On one of the San Juan's outings, the pirates captured 12,000 ducats, but on the way back to Donostia there was a mutiny on board. The San Juan became disabled and had to be abandoned forcing the privateers to capture a better ship, called the San Pedro from The Netherlands. The privateers then sailed to Zumaia in Basque Country where they sold the ship and loot for the significant sum of 11,155 reals.
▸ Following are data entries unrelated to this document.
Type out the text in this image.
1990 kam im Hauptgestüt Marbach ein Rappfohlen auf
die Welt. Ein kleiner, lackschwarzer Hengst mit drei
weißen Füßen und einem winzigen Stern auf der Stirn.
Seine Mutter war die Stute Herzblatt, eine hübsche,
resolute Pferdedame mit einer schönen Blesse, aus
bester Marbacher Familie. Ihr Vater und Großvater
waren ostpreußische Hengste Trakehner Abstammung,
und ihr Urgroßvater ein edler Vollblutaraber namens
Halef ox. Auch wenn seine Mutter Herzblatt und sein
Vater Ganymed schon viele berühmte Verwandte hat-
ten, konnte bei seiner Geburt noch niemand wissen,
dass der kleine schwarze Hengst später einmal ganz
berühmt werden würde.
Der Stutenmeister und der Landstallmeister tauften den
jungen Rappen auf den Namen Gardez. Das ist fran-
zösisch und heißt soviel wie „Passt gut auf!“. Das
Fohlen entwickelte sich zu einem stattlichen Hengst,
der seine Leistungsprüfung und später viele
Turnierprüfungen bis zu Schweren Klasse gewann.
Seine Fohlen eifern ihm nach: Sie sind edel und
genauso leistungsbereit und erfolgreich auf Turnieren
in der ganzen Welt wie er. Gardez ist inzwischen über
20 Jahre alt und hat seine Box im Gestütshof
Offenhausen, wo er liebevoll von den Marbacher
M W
The distribution of these reals caused a great uproar and became the subject of a trial because the percentages were considered poor despite the total being so large. The parish priest of Orio received a share because he was asked to give the Mass for the victory of the San Juan. The interpreter of the trial got a share. In addition, food given to the captured Flanders had to be paid. The total result of the distribution was as follows: 3,609 reals were given to Juana Larando; 677 reals went to Captain Echániz; 100 reals to the interpreter; and 86 reals to each privateer sailor.

=== Replica ===
In 2013, shipbuilders in Basque Country began creating a full size replica of the San Juan based on undersea research conducted by the Canadian government. The finished craft was launched in 2021 and called the Juanita Larando. The shallow-draft vessel is 15 m long and 3.5 m wide, has two large sails and holds a crew of 18 rowers/sailors. It was built by teachers and apprentices of the Ribera carpentry school of Pasaia, in Basque Country, Spain.